Mais revenons à l’ECN et donc tout à la fois à l’organisation du 2e cycle et à l’admission dans le 3e cycle. Et venons-en à l’information que vous attendez tous. 

Les étudiants qui entreront en 4e année en 2019 bénéficieront d’un second cycle entièrement rénové. 

L’engagement de l’état d’assurer que les modes de spécialisation des médecins correspondent aux besoins de la population restera entier et La ministre des solidarités et de la santé y reviendra. Mais ceci ne signifie pas que les étudiants doivent être classés du premier au dernier sur un seul critère et que cette course au classement doive imprégner toute la pédagogie du second cycle. Dans la ligne du rapport que nous avions commandé au Professeur Dubois-Randé et à Quentin Hennion–Imbault, nous transformerons ce deuxième cycle sur la base de trois idées directrices :

  • Maintenir une évaluation nationale des connaissances, valorisant le recours aux nouvelles technologies qu’ont su développer les facultés de médecine et la centrer sur les connaissances essentielles ;
  • Introduire, résolument, un apprentissage par compétence, et une évaluation des compétences cliniques ; 
  • Permettre que les caractéristiques spécifiques de tel parcours étudiant soit prises en compte lorsqu’elles sont particulièrement pertinentes pour l’exercice de telle spécialité. Il n’est pas normal qu’un étudiant qui a assuré le tutorat d’anatomie et exercé comme aide-opératoire ne voit cette expérience aucunement prise en compte pour l’accès à une spécialité chirurgicale ; Il n’est pas normal qu’un étudiant faisant un double cursus de recherche soit découragé de poursuivre une activité recherche pour préparer l’ECN. 
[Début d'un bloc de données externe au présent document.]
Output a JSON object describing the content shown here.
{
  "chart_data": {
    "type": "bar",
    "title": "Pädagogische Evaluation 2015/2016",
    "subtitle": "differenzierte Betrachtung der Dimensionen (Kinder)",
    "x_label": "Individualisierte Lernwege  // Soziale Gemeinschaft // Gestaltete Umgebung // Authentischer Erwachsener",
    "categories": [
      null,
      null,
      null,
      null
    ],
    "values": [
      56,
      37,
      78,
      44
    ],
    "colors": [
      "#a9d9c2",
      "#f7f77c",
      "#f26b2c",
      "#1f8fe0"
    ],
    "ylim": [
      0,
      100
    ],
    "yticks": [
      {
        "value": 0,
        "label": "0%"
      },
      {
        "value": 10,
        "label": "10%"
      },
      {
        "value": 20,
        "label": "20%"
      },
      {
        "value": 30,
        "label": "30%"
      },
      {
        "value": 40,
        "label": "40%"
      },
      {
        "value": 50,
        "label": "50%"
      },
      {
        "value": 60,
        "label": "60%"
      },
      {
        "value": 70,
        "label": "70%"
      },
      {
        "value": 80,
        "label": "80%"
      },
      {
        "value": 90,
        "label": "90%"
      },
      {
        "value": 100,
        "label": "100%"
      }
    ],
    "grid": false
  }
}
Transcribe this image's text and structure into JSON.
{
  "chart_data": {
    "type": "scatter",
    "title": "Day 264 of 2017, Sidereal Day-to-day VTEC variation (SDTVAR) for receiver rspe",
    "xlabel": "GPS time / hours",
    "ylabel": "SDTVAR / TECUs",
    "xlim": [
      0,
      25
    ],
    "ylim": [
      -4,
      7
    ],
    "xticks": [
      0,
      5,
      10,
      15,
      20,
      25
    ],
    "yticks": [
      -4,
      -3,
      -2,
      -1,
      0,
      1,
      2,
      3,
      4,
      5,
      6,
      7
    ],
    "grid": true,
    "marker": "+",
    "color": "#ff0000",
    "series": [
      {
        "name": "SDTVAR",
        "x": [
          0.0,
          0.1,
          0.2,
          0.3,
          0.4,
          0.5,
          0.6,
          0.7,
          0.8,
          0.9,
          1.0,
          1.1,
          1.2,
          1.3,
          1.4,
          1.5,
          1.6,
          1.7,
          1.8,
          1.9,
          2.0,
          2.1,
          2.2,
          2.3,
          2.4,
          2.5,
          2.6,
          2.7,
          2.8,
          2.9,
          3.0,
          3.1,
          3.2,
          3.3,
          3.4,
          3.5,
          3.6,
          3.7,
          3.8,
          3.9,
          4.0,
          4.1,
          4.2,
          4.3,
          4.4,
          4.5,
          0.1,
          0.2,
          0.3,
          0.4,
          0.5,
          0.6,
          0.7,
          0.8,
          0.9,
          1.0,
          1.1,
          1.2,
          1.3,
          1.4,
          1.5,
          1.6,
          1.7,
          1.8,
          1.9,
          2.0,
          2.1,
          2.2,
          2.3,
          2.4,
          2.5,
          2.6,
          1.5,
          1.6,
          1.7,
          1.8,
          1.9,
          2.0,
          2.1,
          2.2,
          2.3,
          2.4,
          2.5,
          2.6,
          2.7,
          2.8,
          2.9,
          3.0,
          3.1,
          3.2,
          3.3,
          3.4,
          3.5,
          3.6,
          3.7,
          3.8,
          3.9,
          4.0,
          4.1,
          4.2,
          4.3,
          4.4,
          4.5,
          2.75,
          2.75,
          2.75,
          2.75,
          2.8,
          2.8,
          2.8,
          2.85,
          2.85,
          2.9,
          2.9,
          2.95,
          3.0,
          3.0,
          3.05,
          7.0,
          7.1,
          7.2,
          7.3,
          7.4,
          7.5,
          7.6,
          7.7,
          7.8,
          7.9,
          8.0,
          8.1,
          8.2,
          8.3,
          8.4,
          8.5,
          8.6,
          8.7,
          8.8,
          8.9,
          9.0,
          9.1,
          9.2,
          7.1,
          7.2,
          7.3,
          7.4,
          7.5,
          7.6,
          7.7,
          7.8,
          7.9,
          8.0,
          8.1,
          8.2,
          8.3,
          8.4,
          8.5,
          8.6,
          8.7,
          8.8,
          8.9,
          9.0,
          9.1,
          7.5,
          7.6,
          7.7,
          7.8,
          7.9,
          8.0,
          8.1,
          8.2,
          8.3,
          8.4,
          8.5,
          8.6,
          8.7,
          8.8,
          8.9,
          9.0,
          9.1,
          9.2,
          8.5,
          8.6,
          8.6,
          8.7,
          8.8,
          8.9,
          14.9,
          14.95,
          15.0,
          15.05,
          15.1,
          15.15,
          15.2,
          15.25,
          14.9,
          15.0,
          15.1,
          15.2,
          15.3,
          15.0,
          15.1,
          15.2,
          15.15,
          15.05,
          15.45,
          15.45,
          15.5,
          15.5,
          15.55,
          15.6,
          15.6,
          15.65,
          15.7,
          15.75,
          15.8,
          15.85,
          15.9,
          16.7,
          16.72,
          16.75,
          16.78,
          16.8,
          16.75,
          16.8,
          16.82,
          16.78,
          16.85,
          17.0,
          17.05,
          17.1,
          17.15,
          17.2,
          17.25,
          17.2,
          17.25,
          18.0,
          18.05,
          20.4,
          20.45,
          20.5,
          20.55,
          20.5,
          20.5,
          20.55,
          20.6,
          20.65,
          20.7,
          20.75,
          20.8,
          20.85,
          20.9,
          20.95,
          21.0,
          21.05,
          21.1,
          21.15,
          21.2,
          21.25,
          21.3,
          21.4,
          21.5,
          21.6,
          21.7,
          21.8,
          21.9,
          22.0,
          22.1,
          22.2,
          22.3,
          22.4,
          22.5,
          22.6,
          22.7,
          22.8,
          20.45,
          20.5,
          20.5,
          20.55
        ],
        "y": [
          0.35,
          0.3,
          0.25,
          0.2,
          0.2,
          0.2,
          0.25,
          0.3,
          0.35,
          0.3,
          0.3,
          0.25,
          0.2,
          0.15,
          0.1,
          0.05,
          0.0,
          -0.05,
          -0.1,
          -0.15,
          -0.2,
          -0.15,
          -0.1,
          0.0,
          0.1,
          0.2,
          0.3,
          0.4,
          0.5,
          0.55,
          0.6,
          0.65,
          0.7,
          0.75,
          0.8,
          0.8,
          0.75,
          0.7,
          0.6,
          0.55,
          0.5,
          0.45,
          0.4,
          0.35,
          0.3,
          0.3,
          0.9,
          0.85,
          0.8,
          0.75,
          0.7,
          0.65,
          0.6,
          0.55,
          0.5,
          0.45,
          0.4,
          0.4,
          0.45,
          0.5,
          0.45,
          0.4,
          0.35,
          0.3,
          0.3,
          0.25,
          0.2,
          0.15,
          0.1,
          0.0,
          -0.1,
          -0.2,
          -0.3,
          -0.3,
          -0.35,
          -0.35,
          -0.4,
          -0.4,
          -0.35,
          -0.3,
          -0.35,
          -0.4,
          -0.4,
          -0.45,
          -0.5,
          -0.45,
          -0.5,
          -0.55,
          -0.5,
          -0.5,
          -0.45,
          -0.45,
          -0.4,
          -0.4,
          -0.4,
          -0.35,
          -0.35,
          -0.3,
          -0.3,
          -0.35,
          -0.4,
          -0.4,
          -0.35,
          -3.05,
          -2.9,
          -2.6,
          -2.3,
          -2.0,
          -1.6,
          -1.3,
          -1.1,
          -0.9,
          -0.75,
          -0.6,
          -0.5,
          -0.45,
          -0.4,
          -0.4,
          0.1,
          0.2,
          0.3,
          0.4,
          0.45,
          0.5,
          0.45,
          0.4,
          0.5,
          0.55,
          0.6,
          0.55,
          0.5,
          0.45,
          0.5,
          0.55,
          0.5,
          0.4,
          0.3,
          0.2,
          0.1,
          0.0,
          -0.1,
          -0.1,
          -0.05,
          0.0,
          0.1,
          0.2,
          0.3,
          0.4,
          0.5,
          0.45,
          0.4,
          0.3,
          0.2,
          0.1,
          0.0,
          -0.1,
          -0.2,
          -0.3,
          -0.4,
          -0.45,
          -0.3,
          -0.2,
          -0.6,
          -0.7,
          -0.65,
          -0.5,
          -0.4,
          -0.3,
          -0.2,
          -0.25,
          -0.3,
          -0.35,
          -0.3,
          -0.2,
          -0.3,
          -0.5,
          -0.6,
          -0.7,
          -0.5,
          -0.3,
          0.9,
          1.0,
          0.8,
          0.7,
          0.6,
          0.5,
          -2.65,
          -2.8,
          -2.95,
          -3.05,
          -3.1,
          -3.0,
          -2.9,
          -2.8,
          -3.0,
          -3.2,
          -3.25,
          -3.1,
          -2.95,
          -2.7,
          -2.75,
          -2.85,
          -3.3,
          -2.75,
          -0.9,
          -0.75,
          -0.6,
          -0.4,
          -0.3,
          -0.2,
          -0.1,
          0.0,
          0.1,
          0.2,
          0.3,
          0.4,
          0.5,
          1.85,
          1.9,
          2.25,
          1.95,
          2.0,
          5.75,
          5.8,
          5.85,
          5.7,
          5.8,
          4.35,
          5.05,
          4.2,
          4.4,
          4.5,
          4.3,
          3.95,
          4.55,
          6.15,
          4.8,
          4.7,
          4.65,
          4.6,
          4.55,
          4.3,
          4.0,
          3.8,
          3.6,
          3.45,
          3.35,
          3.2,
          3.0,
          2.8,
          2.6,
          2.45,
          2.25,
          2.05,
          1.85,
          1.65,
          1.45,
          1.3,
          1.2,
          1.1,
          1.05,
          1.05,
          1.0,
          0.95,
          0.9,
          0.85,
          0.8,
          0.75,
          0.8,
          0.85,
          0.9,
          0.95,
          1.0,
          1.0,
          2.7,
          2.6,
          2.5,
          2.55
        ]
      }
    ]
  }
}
Il n’est pas normal que le nombre d’étudiants souhaitant un exercice de la médecine générale décroisse au cours des études. 

Ces trois lignes de forces dessinent le contour d’une procédure rénovée d’admission dans le troisième cycle, basée sur  une pédagogie médicale moderne, compatible avec une adéquation des compétences aux besoins de la population, et favorable à l’épanouissement des étudiants. 

Vous avez choisi l’un des plus beaux métiers qui soit, appuyé sur des connaissances de champs très divers, au service des autres, ouvert sur le monde

Ensemble nous allons lui dessiner des études à son image.